MCGS-SLAM: A Multi-Camera SLAM Framework Using Gaussian Splatting for High-Fidelity Mapping
This addresses the need for high-fidelity mapping in robotics and autonomous driving by enabling reconstruction of side-view regions that monocular setups miss, though it builds incrementally on existing Gaussian Splatting methods.
The paper tackles the problem of limited robustness and geometric coverage in dense SLAM by introducing MCGS-SLAM, the first purely RGB-based multi-camera SLAM system using 3D Gaussian Splatting, which consistently yields accurate trajectories and photorealistic reconstructions while outperforming monocular baselines.

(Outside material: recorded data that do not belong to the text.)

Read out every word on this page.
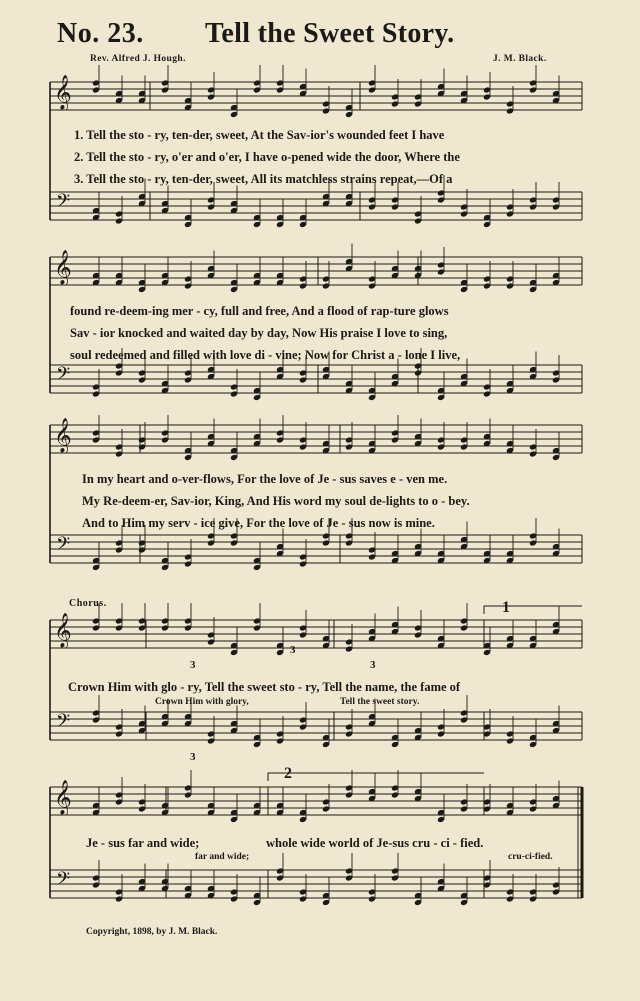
No. 23. Tell the Sweet Story.
Rev. Alfred J. Hough.	J. M. Black.
𝄞
𝄢
𝄞
𝄢
𝄞
𝄢
𝄞
𝄢
𝄞
𝄢
1
2
3
3
3
3
1. Tell the sto - ry, ten-der, sweet, At the Sav-ior's wounded feet I have
2. Tell the sto - ry, o'er and o'er, I have o-pened wide the door, Where the
3. Tell the sto - ry, ten-der, sweet, All its matchless strains repeat,—Of a
found re-deem-ing mer - cy, full and free, And a flood of rap-ture glows
Sav - ior knocked and waited day by day, Now His praise I love to sing,
soul redeemed and filled with love di - vine; Now for Christ a - lone I live,
In my heart and o-ver-flows, For the love of Je - sus saves e - ven me.
My Re-deem-er, Sav-ior, King, And His word my soul de-lights to o - bey.
And to Him my serv - ice give, For the love of Je - sus now is mine.
Chorus.
Crown Him with glo - ry, Tell the sweet sto - ry, Tell the name, the fame of
Crown Him with glory,	Tell the sweet story.
Je - sus far and wide;	whole wide world of Je-sus cru - ci - fied.
far and wide;	cru-ci-fied.
Copyright, 1898, by J. M. Black.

Recent progress in dense SLAM has primarily targeted monocular setups, often at the expense of robustness and geometric coverage. We present MCGS-SLAM, the first purely RGB-based multi-camera SLAM system built on 3D Gaussian Splatting (3DGS). Unlike prior methods relying on sparse maps or inertial data, MCGS-SLAM fuses dense RGB inputs from multiple viewpoints into a unified, continuously optimized Gaussian map. A multi-camera bundle adjustment (MCBA) jointly refines poses and depths via dense photometric and geometric residuals, while a scale consistency module enforces metric alignment across views using low-rank priors. The system supports RGB input and maintains real-time performance at large scale. Experiments on synthetic and real-world datasets show that MCGS-SLAM consistently yields accurate trajectories and photorealistic reconstructions, usually outperforming monocular baselines. Notably, the wide field of view from multi-camera input enables reconstruction of side-view regions that monocular setups miss, critical for safe autonomous operation. These results highlight the promise of multi-camera Gaussian Splatting SLAM for high-fidelity mapping in robotics and autonomous driving.